“We do not know what to do, but our eyes are on you.” – 2 Chronicles 20:12
During our first Sunday streaming service, we sang “God, I look to you / I won’t be overwhelmed,” and I can’t help but think that song could have come straight out of 2 Chronicles 20. In this chapter, Jehoshaphat receives ill tidings of destruction coming from over the sea: the Moabites, Ammonites, and Meunites are advancing in battle. Jehoshaphat is afraid. He gathers the people and prays: he speaks of God’s power, his past deeds, and his promises. He lays out their trouble, asks God to help, admits their own powerlessness, and ends with this line: “we do not know what to do, but our eyes are on you.”

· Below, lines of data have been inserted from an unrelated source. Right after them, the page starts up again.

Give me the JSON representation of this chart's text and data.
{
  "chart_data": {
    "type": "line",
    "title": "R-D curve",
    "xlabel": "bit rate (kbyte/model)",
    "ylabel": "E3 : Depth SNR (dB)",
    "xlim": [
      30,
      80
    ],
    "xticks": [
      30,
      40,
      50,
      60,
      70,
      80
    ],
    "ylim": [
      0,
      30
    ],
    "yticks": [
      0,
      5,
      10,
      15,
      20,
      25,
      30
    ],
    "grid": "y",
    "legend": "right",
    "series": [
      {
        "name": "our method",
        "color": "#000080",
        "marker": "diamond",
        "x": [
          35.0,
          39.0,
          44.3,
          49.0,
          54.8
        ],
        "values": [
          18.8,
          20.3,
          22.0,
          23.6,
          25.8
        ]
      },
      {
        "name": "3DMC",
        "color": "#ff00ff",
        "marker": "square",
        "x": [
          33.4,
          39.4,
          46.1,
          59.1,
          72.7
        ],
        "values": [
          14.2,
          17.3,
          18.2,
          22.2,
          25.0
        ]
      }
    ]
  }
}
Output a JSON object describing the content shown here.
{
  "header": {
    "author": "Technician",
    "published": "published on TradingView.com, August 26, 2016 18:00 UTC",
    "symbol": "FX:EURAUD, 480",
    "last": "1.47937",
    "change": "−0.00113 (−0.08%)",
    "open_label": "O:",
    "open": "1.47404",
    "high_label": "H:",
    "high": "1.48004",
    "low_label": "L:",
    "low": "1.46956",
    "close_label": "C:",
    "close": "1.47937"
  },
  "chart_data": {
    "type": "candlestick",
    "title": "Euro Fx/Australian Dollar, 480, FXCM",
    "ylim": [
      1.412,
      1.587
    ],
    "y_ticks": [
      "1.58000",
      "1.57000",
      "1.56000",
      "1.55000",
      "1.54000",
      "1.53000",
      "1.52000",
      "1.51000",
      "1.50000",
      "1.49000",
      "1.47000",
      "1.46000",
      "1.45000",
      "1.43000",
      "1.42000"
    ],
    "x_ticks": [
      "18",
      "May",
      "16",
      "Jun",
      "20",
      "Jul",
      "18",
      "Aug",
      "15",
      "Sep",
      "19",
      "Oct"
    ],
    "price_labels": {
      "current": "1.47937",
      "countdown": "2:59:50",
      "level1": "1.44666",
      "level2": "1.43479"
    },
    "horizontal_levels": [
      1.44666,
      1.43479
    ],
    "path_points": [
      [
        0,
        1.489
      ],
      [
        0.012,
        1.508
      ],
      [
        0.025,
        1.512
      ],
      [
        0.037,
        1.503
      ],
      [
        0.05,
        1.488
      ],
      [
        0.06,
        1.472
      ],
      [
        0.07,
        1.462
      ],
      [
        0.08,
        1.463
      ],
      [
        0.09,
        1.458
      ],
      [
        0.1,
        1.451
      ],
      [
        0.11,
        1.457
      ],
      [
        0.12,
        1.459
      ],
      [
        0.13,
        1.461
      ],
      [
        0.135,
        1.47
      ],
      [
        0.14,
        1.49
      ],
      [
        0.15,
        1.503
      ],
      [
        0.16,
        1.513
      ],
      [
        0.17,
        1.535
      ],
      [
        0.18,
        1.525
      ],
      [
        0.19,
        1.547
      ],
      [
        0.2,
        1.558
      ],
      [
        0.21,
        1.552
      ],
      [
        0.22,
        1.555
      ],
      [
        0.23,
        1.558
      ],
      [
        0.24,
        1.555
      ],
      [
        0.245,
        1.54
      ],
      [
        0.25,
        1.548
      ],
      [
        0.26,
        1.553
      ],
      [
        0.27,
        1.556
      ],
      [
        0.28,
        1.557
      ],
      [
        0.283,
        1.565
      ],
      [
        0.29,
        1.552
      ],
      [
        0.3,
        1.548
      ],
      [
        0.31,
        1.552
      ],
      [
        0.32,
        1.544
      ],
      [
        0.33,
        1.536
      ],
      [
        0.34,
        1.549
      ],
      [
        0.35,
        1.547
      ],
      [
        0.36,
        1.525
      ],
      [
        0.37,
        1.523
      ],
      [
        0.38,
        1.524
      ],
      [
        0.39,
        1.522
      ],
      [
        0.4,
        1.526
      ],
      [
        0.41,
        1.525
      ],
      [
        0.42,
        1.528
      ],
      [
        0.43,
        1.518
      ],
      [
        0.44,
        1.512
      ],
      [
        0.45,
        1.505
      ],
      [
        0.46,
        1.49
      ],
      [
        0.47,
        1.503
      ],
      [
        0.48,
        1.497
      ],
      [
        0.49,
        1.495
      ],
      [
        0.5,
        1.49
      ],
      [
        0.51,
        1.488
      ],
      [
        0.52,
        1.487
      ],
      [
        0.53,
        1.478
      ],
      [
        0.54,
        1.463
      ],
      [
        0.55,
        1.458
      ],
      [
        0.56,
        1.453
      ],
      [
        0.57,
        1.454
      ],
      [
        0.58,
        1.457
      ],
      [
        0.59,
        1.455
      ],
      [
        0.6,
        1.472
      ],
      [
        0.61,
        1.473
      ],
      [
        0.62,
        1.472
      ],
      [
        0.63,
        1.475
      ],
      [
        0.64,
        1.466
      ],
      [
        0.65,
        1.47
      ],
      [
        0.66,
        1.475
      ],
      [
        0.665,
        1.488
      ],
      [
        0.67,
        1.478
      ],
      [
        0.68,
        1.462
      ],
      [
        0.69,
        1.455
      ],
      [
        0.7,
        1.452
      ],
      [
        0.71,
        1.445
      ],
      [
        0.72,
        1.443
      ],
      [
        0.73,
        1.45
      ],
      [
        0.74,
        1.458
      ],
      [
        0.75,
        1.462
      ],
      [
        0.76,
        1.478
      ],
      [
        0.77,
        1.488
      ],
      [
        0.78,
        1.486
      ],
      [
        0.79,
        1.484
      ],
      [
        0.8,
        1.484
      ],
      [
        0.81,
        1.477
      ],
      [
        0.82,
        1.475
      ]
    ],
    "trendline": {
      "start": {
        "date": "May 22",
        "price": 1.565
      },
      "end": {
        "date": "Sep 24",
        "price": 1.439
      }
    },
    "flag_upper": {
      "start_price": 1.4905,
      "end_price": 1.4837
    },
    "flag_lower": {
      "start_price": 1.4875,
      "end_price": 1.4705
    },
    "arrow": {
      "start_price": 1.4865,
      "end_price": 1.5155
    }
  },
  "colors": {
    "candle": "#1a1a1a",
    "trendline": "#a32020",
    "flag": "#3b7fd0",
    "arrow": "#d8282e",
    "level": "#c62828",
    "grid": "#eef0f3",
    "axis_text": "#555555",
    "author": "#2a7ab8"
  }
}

How terrible, how fearful, to be brought as a leader, a person of relative wealth and resources, to the point where one would say those words. Yet here we are, facing an invisible foe capable of murdering thousands and pulverizing dreams all in the span of a season, and none of us really know what to do. None of us know how long this will last. There is no clear end-point, and we are only beginning to comprehend the fall-out. But like Jehoshaphat, the basic response of our hearts can be this simple. And God answers. He speaks through Jahaziel to say, don’t be afraid; this is my battle. Go down to the valley. Find your enemies, stand firm and see God’s salvation.
And so they head towards the valley, but they go in an interesting way. Jehoshaphat and the people decide together to send before their army people singing worship songs, and we even have recorded the lyrics of their song: “Give thanks to the Lord, for his steadfast love endures forever.” The moment they begin to sing, God begins to destroy their enemies (verse 22). By the time they actually arrive at the valley, all they see are enemies already dead, and so much spoil that it took them three days to carry it all away. On the fourth day, they assemble in that valley and name it The Valley of Blessing. I imagine what it would have felt like, standing in that place where destruction had been replaced with provision, slaughter with blessing, fear with joy. For that is how they left, “returning to Jerusalem with joy,” and the awe of God came upon all nearby kingdoms such that no more war was made. “The realm of Jehoshaphat was quiet, for his God gave him rest all around.”
The ending seems almost too good to be true, but these stories are not hopeless fairy tales. They are real things that happened, and the God that Jehoshaphat prayed to is the very same God that we speak to now. May Jehoshaphat's words be ours, and may our battles of fear turn into valleys of joy.